Warum Geißler dann aber so eindeutig sagte, dass er S21 weiter zu bauen für richtig halte, bleibt sein Geheimnis. Die angeführten verfahrensrechtlichen Begründungen (Planfeststellung, Finanzierung, Verhalten der DB etc.) sind zu schwach für ein Projekt dieser Größenordnung, zu schwach, um eine an und in sich falsche Sache weiter zu betreiben. Die Art der Begründungen verweist auch eindeutig darauf, dass es sich hierbei nicht um etwa rein sachlich-technische Dinge handelt, sondern es um politische Kategorien geht. Diese aber sind zunächst dem menschlichen Willen unterworfen, nicht den Naturgesetzen.

Willkür

Insofern und angesichts des breiten, vernünftigen Protests gegen S21 kann man hier auch von einem Akt der politischen Willkür, mindestens aber der Unvernunft sprechen. Und es ist im Weiteren auch politisch sehr unklug, möglicherweise sogar gefährlich -nach all den Lügen, Täuschungen und Tricksereien gegenüber Bürgern und Parlamenten, nach all den mafiaähnlichen Verflechtungen, die ans Licht kamen.

Das ist es, was die Menschen spüren. Und zwar alle Beteiligten. Warum sonst hätte die Berliner Regierungskoalition gestern eine aktuelle Stunde zum Schlichterspruch anberaumen sollen? (Protokoll ab S. 58)

Bürgerbefragung verhindern

Indes und kaum bemerkt, wies Heiner Geißler aber doch noch einen Ausweg, der, als er ihn erwähnte, Oberbürgermeister Schuster die Gesichtszüge entgleiten ließ: Er sagte, dass wenn sich herausstelle, dass das Projekt für die Stadt Stuttgart teurer würde als geplant, eine Bürgerbefragung durchaus möglich sei. (Phoenix, 30.11., um 17:06, timecode 16:20)

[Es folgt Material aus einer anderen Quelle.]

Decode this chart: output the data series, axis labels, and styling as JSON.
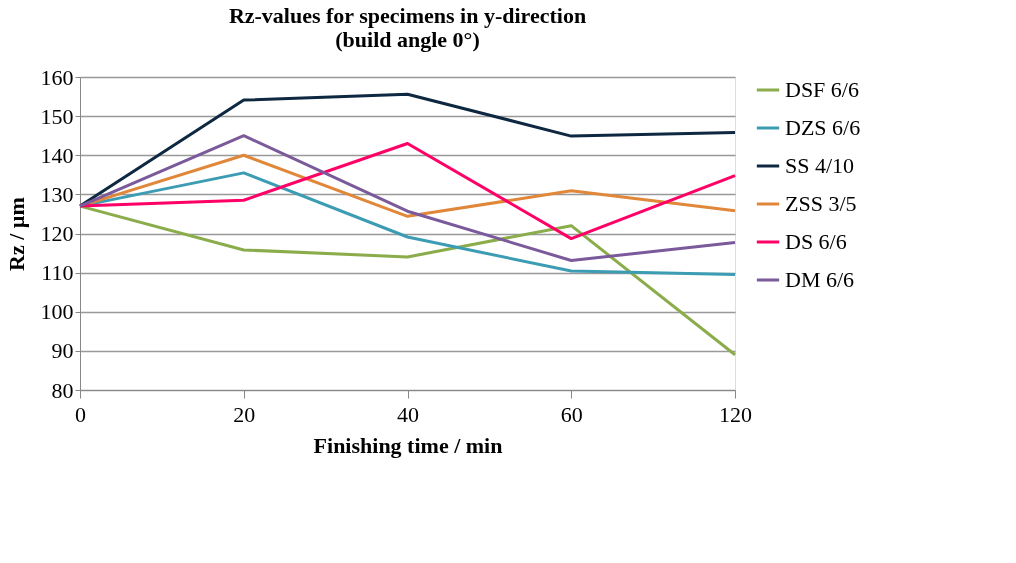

Diese Gefahr hat Bahnvorstand Kefer natürlich umgehend erkannt -und inzwischen angekündigt, dass der sogenannte Stresstest für S21 sich bis Mitte nächsten Jahres hinziehen würde. Bis zu einem Zeitpunkt also, wo die Landtagswahl gelaufen ist und wo man baulich so viele Fakten geschaffen hat (sprich: verschwendet und zerstört), dass eine Umkehr tatsächlich nicht mehr möglich oder vermittelbar wäre (aber selbst dann wäre sie noch sinnvoll, wäre nicht der homo oeconomicus allein das menschliche Maß aller Dinge).

Hinzu kommt, dass die Bahn und das Land nicht die Ergebnisse dieses Tests abwarten, wie das eigentlich normal und vernünftig wäre, sondern sich mit Händen und Füßen gegen einen Baustopp, ein Moratorium wehren. Das alles ist sehr durchsichtig.

Die Party geht weiter

Geißlers Entscheidung ist falsch. In mehrlei Hinsicht. Vor allem aber auch wird sie die Situation in Stuttgart nicht befrieden. Die Schlichtung hat den Protest vielleicht teilweise etwas anästhesiert. Von Befriedung aber keine Spur. Das Attac-Mitglied Geißler hat mit seinem Schlichterspruch genau die ins Wanken geratene politische Klasse wieder in den Sattel gehoben, die seine Organisation verantwortlich macht für neoliberalen Global-Unbill.

Das Große Lügen und Betrügen, die kriminelle Vorteilsnahme auf Kosten der Allgemeinheit soll also -scheindemokratisch geliftet- weiter gehen. Bereits gestern, nicht einmal 24 Stunden nach diesem Spruch, begannen die Protagonisten der CDU (die angeblich so viel gelernt hätten in diesem Prozess der Schlichtung) wieder damit. Allen voran Mappus und Gönner und in Berlin der sich widerwärtig gerierende Thomas Strobl (bei dem man gar nicht weiß, ob man zuerst erwähnen sollte, dass er Schäubles Schwiegersohn ist, oder dass seine Frau gerade einen entscheidenden Posten beim SWR besetzt hat, oder er derjenige ist, der jüngst Walter Sittler mit einem Nazivergleich versuchte in den Schmutz zu ziehen, oder ob man einfach sagt: er ist MdB, Vorsitzender des Vermittlungsausschusses und vor allem der Generalsekretär der B/W-CDU).

Der Widerstand gegen S21 wird weiter gehen. Trotz Bilderbuchwinter keine weihnachtlichen Gefühle in Stuttgart.